Abstract

Dramatis Personae deals with two distinct though related themes: death or loss in love-relations, and religious doubt. Browning’s wife had died three years before the collection appeared, so his choice of the first of these topics is hardly a surprise. Death, whether of a woman (Gold Hair, Too Late, Euridice to Orpheus, Prospice), a man or men (May and Death, A Death in the Desert, Apparent Failure) is all-pervasive, and even poems which appear not involve it invoke its counterpart, the death-inlife to which existential failure consigns lovers who have failed to grasp their opportunity (Dis Aliter Visum, Youth and Art, A Likeness). Equally, it is unsurprising that Dramatis Personae should centre on religious doubt.

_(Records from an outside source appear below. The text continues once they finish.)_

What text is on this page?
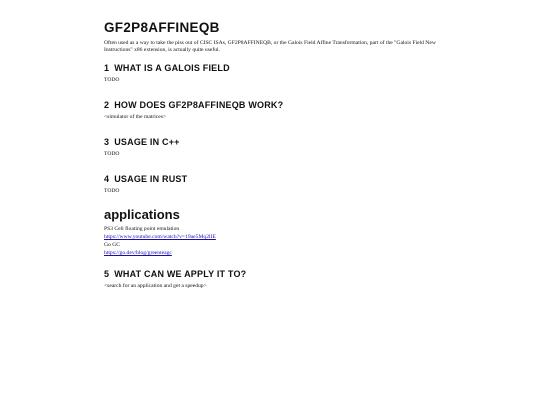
GF2P8AFFINEQB

Often used as a way to take the piss out of CISC ISAs, GF2P8AFFINEQB, or the Galois Field Affine Transformation, part of the "Galois Field New Instructions" x86 extension, is actually quite useful.

1 WHAT IS A GALOIS FIELD

TODO

2 HOW DOES GF2P8AFFINEQB WORK?

<simulator of the matrices>

3 USAGE IN C++

TODO

4 USAGE IN RUST

TODO

applications
PS3 Cell floating point emulation
https://www.youtube.com/watch?v=19ae5Mq2lIE
Go GC
https://go.dev/blog/greenteagc
5 WHAT CAN WE APPLY IT TO?

<search for an application and get a speedup>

Biblical criticism, widely interpreted as a deliberate attack on the foundations of the Christian faith, had concerned Browning at least since the publication, in 1846, of George Eliot’s translation of David Strauss’s Das Leben Jesu. And Ernest Renan’s Vie de Jesus, published in 1863, evidently rekindled or heightened that interest. Browning expressed to Isa Blagden (DI 180) his objections to Renan’s thesis that ‘miracles were a cheat’ and that the St John of history was not the author of the books ascribed to him in the Biblical canon, objections which he then creatively utilised in Dramatis Personae with his exploration of the psychology of Mr Sludge ‘the Medium’, faker of miracles, and in his revival of a St John who claims authorship of the whole Johannine corpus in A Death in the Desert.